HashMap은 어떻게 동작할까? + 자바8에서의 변화

hashCode의 특징
HashMap의 내부 구조
HashMap이 식별자를 구별하는 방법
Java8에서의 HashMap의 변화

자바에서 가장 많이 사용하는 자료 구조 중 하나인 HashMap은 어떻게 동작할까?

우선 HashMap을 이해하려면 hashCode랑 equals의 개념을 먼저 알고있어야합니다.

(이 글에서는 다루진 않습니다)

이펙티브 자바 Item11에서는 "equals를 재정의하려거든 hashCode도 재정의하라"라는 내용이 있다.

HashMap의 동작 원리를 알게되면 왜 이런 얘기를 하는지 자연스럽게 이해할 수 있다.

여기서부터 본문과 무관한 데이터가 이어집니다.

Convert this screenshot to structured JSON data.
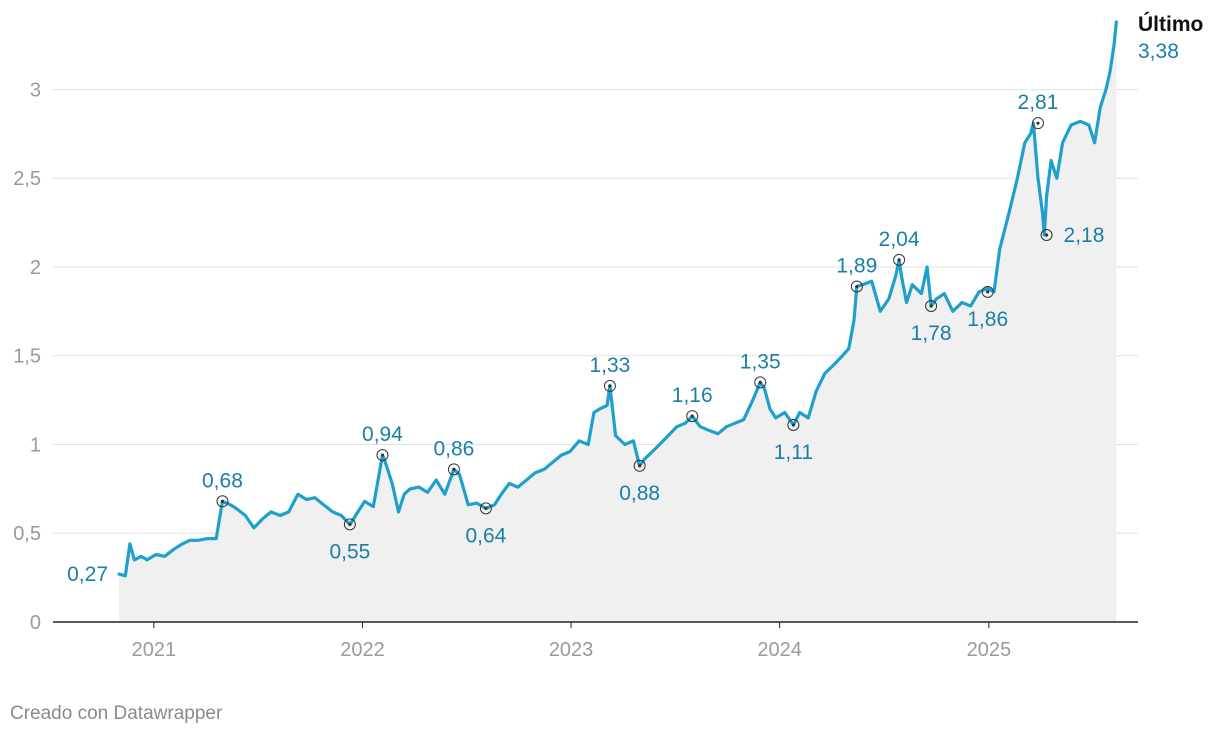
{
  "chart_data": {
    "type": "area",
    "title": "",
    "xlabel": "",
    "ylabel": "",
    "ylim": [
      0,
      3.38
    ],
    "xlim": [
      "2020-11-01",
      "2025-08-15"
    ],
    "y_ticks": [
      0,
      0.5,
      1,
      1.5,
      2,
      2.5,
      3
    ],
    "y_tick_labels": [
      "0",
      "0,5",
      "1",
      "1,5",
      "2",
      "2,5",
      "3"
    ],
    "x_ticks": [
      "2021-01-01",
      "2022-01-01",
      "2023-01-01",
      "2024-01-01",
      "2025-01-01"
    ],
    "x_tick_labels": [
      "2021",
      "2022",
      "2023",
      "2024",
      "2025"
    ],
    "grid": "horizontal",
    "line_color": "#1fa0cc",
    "area_color": "#f0f0f0",
    "annotation_color": "#1a7fa6",
    "series": [
      {
        "x": [
          "2020-11-01",
          "2020-11-12",
          "2020-11-20",
          "2020-11-28",
          "2020-12-10",
          "2020-12-20",
          "2021-01-05",
          "2021-01-20",
          "2021-02-05",
          "2021-02-20",
          "2021-03-05",
          "2021-03-20",
          "2021-04-05",
          "2021-04-20",
          "2021-05-01",
          "2021-05-15",
          "2021-05-25",
          "2021-06-10",
          "2021-06-25",
          "2021-07-10",
          "2021-07-25",
          "2021-08-10",
          "2021-08-25",
          "2021-09-10",
          "2021-09-25",
          "2021-10-10",
          "2021-10-25",
          "2021-11-10",
          "2021-11-25",
          "2021-12-10",
          "2021-12-20",
          "2022-01-05",
          "2022-01-20",
          "2022-02-05",
          "2022-02-10",
          "2022-02-22",
          "2022-03-05",
          "2022-03-15",
          "2022-03-25",
          "2022-04-10",
          "2022-04-25",
          "2022-05-10",
          "2022-05-25",
          "2022-06-10",
          "2022-06-20",
          "2022-07-05",
          "2022-07-20",
          "2022-08-05",
          "2022-08-20",
          "2022-09-01",
          "2022-09-15",
          "2022-09-30",
          "2022-10-15",
          "2022-10-30",
          "2022-11-15",
          "2022-11-30",
          "2022-12-15",
          "2022-12-30",
          "2023-01-15",
          "2023-01-31",
          "2023-02-10",
          "2023-02-20",
          "2023-03-05",
          "2023-03-10",
          "2023-03-20",
          "2023-04-05",
          "2023-04-20",
          "2023-05-01",
          "2023-05-10",
          "2023-05-20",
          "2023-06-05",
          "2023-06-20",
          "2023-07-05",
          "2023-07-20",
          "2023-08-01",
          "2023-08-15",
          "2023-08-30",
          "2023-09-15",
          "2023-09-30",
          "2023-10-15",
          "2023-10-30",
          "2023-11-15",
          "2023-11-28",
          "2023-12-05",
          "2023-12-15",
          "2023-12-25",
          "2024-01-10",
          "2024-01-25",
          "2024-02-05",
          "2024-02-20",
          "2024-03-05",
          "2024-03-20",
          "2024-04-05",
          "2024-04-20",
          "2024-05-01",
          "2024-05-10",
          "2024-05-15",
          "2024-05-25",
          "2024-06-10",
          "2024-06-25",
          "2024-07-10",
          "2024-07-22",
          "2024-07-28",
          "2024-08-01",
          "2024-08-10",
          "2024-08-20",
          "2024-09-05",
          "2024-09-15",
          "2024-09-22",
          "2024-10-01",
          "2024-10-15",
          "2024-10-30",
          "2024-11-15",
          "2024-11-30",
          "2024-12-15",
          "2024-12-30",
          "2025-01-10",
          "2025-01-20",
          "2025-02-05",
          "2025-02-20",
          "2025-03-05",
          "2025-03-15",
          "2025-03-20",
          "2025-03-28",
          "2025-04-05",
          "2025-04-08",
          "2025-04-12",
          "2025-04-20",
          "2025-04-30",
          "2025-05-10",
          "2025-05-25",
          "2025-06-10",
          "2025-06-25",
          "2025-07-05",
          "2025-07-15",
          "2025-07-25",
          "2025-08-01",
          "2025-08-08",
          "2025-08-12"
        ],
        "y": [
          0.27,
          0.26,
          0.44,
          0.35,
          0.37,
          0.35,
          0.38,
          0.37,
          0.41,
          0.44,
          0.46,
          0.46,
          0.47,
          0.47,
          0.68,
          0.66,
          0.64,
          0.6,
          0.53,
          0.58,
          0.62,
          0.6,
          0.62,
          0.72,
          0.69,
          0.7,
          0.66,
          0.62,
          0.6,
          0.55,
          0.6,
          0.68,
          0.65,
          0.94,
          0.9,
          0.78,
          0.62,
          0.72,
          0.75,
          0.76,
          0.73,
          0.8,
          0.72,
          0.86,
          0.83,
          0.66,
          0.67,
          0.64,
          0.66,
          0.72,
          0.78,
          0.76,
          0.8,
          0.84,
          0.86,
          0.9,
          0.94,
          0.96,
          1.02,
          1.0,
          1.18,
          1.2,
          1.22,
          1.33,
          1.05,
          1.0,
          1.02,
          0.88,
          0.92,
          0.95,
          1.0,
          1.05,
          1.1,
          1.12,
          1.16,
          1.1,
          1.08,
          1.06,
          1.1,
          1.12,
          1.14,
          1.25,
          1.35,
          1.32,
          1.2,
          1.15,
          1.18,
          1.11,
          1.18,
          1.15,
          1.3,
          1.4,
          1.45,
          1.5,
          1.54,
          1.7,
          1.89,
          1.9,
          1.92,
          1.75,
          1.82,
          1.95,
          2.04,
          1.95,
          1.8,
          1.9,
          1.85,
          2.0,
          1.78,
          1.82,
          1.85,
          1.75,
          1.8,
          1.78,
          1.86,
          1.88,
          1.86,
          2.1,
          2.3,
          2.5,
          2.7,
          2.75,
          2.81,
          2.5,
          2.3,
          2.18,
          2.4,
          2.6,
          2.5,
          2.7,
          2.8,
          2.82,
          2.8,
          2.7,
          2.9,
          3.0,
          3.1,
          3.25,
          3.38
        ]
      }
    ],
    "annotations": [
      {
        "x": "2020-11-01",
        "y": 0.27,
        "label": "0,27",
        "pos": "left",
        "marker": false
      },
      {
        "x": "2021-05-01",
        "y": 0.68,
        "label": "0,68",
        "pos": "above",
        "marker": true
      },
      {
        "x": "2021-12-10",
        "y": 0.55,
        "label": "0,55",
        "pos": "below",
        "marker": true
      },
      {
        "x": "2022-02-05",
        "y": 0.94,
        "label": "0,94",
        "pos": "above",
        "marker": true
      },
      {
        "x": "2022-06-10",
        "y": 0.86,
        "label": "0,86",
        "pos": "above",
        "marker": true
      },
      {
        "x": "2022-08-05",
        "y": 0.64,
        "label": "0,64",
        "pos": "below",
        "marker": true
      },
      {
        "x": "2023-03-10",
        "y": 1.33,
        "label": "1,33",
        "pos": "above",
        "marker": true
      },
      {
        "x": "2023-05-01",
        "y": 0.88,
        "label": "0,88",
        "pos": "below",
        "marker": true
      },
      {
        "x": "2023-08-01",
        "y": 1.16,
        "label": "1,16",
        "pos": "above",
        "marker": true
      },
      {
        "x": "2023-11-28",
        "y": 1.35,
        "label": "1,35",
        "pos": "above",
        "marker": true
      },
      {
        "x": "2024-01-25",
        "y": 1.11,
        "label": "1,11",
        "pos": "below",
        "marker": true
      },
      {
        "x": "2024-05-15",
        "y": 1.89,
        "label": "1,89",
        "pos": "above",
        "marker": true
      },
      {
        "x": "2024-07-28",
        "y": 2.04,
        "label": "2,04",
        "pos": "above",
        "marker": true
      },
      {
        "x": "2024-09-22",
        "y": 1.78,
        "label": "1,78",
        "pos": "below",
        "marker": true
      },
      {
        "x": "2024-12-30",
        "y": 1.86,
        "label": "1,86",
        "pos": "below",
        "marker": true
      },
      {
        "x": "2025-03-28",
        "y": 2.81,
        "label": "2,81",
        "pos": "above",
        "marker": true
      },
      {
        "x": "2025-04-12",
        "y": 2.18,
        "label": "2,18",
        "pos": "right",
        "marker": true
      }
    ],
    "last_value": {
      "title": "Último",
      "label": "3,38"
    }
  },
  "footer": {
    "credit": "Creado con Datawrapper"
  }
}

우선 간단하게 hashCode의 특징을 짚고 넘어가자.

    /**
     * Returns a hash code value for the object. This method is
     * supported for the benefit of hash tables such as those provided by
     * {@link java.util.HashMap}.
     * <p>
     * The general contract of {@code hashCode} is:
     * <ul>
     * <li>Whenever it is invoked on the same object more than once during
     *     an execution of a Java application, the {@code hashCode} method
     *     must consistently return the same integer, provided no information
     *     used in {@code equals} comparisons on the object is modified.
     *     This integer need not remain consistent from one execution of an
     *     application to another execution of the same application.
     * <li>If two objects are equal according to the {@code equals(Object)}
     *     method, then calling the {@code hashCode} method on each of
     *     the two objects must produce the same integer result.
     * <li>It is <em>not</em> required that if two objects are unequal
     *     according to the {@link java.lang.Object#equals(java.lang.Object)}
     *     method, then calling the {@code hashCode} method on each of the
     *     two objects must produce distinct integer results.  However, the
     *     programmer should be aware that producing distinct integer results
     *     for unequal objects may improve the performance of hash tables.
     * </ul>
     * <p>
     * As much as is reasonably practical, the hashCode method defined
     * by class {@code Object} does return distinct integers for
     * distinct objects. (The hashCode may or may not be implemented
     * as some function of an object's memory address at some point
     * in time.)
     *
     * @return  a hash code value for this object.
     * @see     java.lang.Object#equals(java.lang.Object)
     * @see     java.lang.System#identityHashCode
     */
    @HotSpotIntrinsicCandidate
    public native int hashCode();

자바8 기준 Object클래스의 hashCode메서드에 대한 설명입니다.

해당 메서드는 오브젝트의 해시코드 값을 리턴하며, HashMap같은 해시 테이블을 사용할 때 이점을 제공해준다고 적혀있다.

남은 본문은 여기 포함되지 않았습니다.